The solutions to the problems facing Black people in the United States must be in the hands of those who experience them. This requires participatory processes for planning, implementation, and monitoring development, including assessments of unmet needs, with an emphasis on community land trusts, cooperatives, and community control.

Training and support programs for cooperative and community-owned entities will be key. We must grasp this problem at its root.
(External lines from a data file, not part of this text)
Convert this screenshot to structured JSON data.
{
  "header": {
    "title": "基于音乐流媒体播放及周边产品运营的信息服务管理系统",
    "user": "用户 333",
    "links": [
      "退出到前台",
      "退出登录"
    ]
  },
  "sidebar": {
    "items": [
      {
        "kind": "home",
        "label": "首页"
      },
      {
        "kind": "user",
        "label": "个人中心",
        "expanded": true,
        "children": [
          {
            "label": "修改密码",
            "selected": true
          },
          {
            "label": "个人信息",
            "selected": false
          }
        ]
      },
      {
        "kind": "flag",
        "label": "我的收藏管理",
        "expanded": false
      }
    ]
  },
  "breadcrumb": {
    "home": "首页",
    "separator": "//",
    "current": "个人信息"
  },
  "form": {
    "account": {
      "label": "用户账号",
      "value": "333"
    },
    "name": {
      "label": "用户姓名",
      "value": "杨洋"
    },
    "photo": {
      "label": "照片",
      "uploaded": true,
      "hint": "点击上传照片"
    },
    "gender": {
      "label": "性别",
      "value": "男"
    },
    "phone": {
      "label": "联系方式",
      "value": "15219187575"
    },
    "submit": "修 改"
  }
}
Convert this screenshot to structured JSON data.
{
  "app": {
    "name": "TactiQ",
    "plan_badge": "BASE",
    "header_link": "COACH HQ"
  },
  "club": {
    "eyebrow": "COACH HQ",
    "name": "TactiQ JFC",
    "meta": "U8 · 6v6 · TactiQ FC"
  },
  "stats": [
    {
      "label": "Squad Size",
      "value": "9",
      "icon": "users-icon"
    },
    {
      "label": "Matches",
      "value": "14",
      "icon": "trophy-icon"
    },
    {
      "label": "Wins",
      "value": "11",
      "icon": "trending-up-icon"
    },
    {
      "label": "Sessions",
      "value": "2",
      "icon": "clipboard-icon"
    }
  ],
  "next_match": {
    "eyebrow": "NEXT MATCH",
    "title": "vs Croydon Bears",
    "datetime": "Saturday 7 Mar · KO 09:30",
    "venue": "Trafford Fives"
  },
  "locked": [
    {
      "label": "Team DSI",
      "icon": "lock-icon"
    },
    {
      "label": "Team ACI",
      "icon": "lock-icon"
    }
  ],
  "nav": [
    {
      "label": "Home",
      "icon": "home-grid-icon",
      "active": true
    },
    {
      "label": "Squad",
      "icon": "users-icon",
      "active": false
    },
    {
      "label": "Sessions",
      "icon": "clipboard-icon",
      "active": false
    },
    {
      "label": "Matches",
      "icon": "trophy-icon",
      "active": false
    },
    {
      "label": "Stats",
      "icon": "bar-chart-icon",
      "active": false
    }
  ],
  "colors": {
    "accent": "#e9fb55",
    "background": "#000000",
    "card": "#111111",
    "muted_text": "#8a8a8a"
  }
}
The Movement for Black Lives has developed a comprehensive policy agenda to restore a safety net that is rooted in an ethic of reparations and repair and that aims to explicitly reverse generational divestment from Black communities. Key aspects of this safety net include the following:

  1. Tax codes at the local, state, and federal levels that are progressively restructured to ensure a radical and sustainable redistribution of wealth
  2. Federal and state job programs that support economically marginalized Black people—and fairly compensate care economy workers; publicly supported jobs that pay living wages; and Black-owned businesses that are accountable to the community
  3. Environmental justice programs that support democratic control over how resources are preserved, used, and distributed while respecting the rights of Indigenous people
  4. A clear right for workers to organize in the public and private sectors, which includes support for unions and worker centers
  5. A new Glass-Steagall Act designed to break up the large banks, boosted by new National Credit Union Administration and Treasury policies on regulation, reporting, and consolidation to support Black banks, community development credit unions, insurance companies, and other financial institutions
  6. A system of investment in the development of cooperative networks to facilitate trade across Black communities, with grants, loans, and contracts directed to benefit Black-led or Black-supported networks and organizations
  7. Financial support for Black institutions, including policy that offers low-interest, interest-free, or federally guaranteed low-interest loans to promote the development of cooperatives, land trusts, and culturally responsive health infrastructures
  8. Protections for workers in industries that are often loosely regulated, including domestic workers, farm workers, and tipped workers. This includes the immediate passage at the federal and state level of the Domestic Workers Bill of Rights and extension of worker protections to incarcerated people.

The core vision is for economic justice and a system with an appropriate safety net that centers Black people’s ability to thrive. We must push far beyond superficial solutions that diminish the dignity of poor people—and too often exacerbate the very structural inequality they purport to address.